Pour toi, Laurent, qui a eu la délicatesse de m’envoyer ta bobine sur papier glacé, on doit pouvoir sauver ou au moins retarder le départ de tes douilles. Ceci étant dit, je te conseille quand même d’ouvrir un livret qui te servira un jour ou l’autre à investir dans une moumoute sur mesure.

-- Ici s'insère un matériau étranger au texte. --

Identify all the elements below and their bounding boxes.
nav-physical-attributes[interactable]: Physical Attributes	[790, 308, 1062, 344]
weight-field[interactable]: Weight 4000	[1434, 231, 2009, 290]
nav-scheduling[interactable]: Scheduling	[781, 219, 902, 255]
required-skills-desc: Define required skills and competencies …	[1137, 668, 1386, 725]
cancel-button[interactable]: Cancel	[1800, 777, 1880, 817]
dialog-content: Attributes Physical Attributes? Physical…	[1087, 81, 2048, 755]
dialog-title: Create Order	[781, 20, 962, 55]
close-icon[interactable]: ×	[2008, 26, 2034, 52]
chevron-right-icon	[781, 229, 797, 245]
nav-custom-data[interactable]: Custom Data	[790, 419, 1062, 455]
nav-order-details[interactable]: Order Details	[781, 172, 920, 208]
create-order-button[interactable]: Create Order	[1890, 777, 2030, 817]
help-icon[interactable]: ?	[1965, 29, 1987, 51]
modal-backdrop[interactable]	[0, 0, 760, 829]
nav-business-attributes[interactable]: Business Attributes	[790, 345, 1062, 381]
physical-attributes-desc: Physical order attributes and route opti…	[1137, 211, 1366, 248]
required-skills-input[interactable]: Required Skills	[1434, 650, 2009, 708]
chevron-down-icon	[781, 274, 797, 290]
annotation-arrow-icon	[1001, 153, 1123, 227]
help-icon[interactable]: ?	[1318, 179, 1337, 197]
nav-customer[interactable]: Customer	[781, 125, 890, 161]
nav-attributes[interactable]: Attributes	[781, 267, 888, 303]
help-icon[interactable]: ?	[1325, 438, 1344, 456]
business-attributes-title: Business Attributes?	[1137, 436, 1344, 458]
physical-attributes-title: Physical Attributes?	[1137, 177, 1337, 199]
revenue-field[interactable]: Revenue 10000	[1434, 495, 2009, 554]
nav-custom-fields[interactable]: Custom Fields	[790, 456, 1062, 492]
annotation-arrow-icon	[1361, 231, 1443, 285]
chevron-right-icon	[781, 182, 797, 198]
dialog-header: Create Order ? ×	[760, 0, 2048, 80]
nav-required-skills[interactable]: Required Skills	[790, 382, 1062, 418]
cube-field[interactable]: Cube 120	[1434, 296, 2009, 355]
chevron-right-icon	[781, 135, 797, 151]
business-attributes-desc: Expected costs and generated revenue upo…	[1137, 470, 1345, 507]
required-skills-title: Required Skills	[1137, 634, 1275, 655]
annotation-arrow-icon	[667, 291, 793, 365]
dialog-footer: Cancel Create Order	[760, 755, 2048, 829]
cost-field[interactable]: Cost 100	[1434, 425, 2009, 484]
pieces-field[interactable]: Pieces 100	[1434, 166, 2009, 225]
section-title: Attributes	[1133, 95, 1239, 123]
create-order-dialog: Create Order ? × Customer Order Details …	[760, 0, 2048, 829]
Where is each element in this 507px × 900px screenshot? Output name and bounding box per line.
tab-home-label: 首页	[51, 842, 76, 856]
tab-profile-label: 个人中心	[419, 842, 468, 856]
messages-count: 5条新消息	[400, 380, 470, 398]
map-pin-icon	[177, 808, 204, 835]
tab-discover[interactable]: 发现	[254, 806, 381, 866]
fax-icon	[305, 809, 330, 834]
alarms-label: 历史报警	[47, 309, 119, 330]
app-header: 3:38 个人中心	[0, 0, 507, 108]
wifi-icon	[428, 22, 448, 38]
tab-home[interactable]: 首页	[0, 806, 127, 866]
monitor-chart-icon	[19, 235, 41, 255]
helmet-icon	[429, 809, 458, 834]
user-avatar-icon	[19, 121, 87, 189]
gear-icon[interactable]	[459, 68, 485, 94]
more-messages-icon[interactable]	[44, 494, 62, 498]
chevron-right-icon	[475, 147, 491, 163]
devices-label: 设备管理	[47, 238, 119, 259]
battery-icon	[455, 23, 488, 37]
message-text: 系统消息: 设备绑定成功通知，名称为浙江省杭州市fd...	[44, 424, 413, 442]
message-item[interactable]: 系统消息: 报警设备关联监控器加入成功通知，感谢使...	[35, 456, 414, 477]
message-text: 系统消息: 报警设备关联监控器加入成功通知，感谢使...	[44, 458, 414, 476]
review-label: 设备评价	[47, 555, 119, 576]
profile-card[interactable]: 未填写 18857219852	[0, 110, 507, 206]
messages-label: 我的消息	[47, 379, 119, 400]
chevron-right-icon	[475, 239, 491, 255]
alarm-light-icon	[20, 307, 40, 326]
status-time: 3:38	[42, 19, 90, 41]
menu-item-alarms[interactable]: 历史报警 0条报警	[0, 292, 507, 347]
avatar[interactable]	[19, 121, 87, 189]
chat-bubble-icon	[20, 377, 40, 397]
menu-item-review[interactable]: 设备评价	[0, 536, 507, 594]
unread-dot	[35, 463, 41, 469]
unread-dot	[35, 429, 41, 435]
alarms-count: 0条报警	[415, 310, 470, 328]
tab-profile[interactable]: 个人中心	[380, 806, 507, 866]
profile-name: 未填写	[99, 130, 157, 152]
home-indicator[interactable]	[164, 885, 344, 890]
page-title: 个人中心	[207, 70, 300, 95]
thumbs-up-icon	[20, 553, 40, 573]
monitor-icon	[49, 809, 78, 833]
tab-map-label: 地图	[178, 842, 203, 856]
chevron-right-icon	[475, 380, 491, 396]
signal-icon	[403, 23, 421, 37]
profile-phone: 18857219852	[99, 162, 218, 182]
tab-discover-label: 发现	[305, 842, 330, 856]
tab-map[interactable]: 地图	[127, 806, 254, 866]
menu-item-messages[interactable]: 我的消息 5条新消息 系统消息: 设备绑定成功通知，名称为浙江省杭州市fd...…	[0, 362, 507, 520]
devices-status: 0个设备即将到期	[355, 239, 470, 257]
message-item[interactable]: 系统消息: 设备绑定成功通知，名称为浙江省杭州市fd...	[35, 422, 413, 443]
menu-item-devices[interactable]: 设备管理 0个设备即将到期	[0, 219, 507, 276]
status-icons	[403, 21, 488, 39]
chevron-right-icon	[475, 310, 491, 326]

Pour ce, il faudra manger environ 85g de cresson par jour. Ce crucifère de la famille des brassicacées (je mets çà pour vous montrer le sérieux de mes études) a des propriétés connues depuis la haute antiquité et son absorption régulière apporte plein de bonnes choses à notre organisme. Non seulement tu verras tes tifs rester sur ton ciboulot, mais tu sentiras une tonicité exceptionnelle, ton appétit se développera, tu iras mouiller le mur plus souvent. Et selon des études récentes, le cresson serait bon pour prévenir du cancer et spécialement du poumon. Même si je ne vous encourage pas à cramer des sèches, un fumeur a tout intérêt à béqueter du cresson à en devenir herbivore.

Donc pratiquement, Laurent, tu remplaces dans ta vinaigrette la laitue par le cresson, tu t’en fais des potages, du jus et tu pourras encore utiliser ton piège à poux pour ratisser ta tignasse. C’est tout ce que je te souhaite.

Par contre quand Lépicurien me demande des nouvelles de ma cressonnière, je ne suis pas sure qu’il parle salade ou alors c’est la petite salade aux lardons. Au fait, il faut que je vous dise que le cresson fut considéré comme aphrodisiaque. J’aurais pas dû en donner au boss.

Mona plaisir à entretenir son cresson.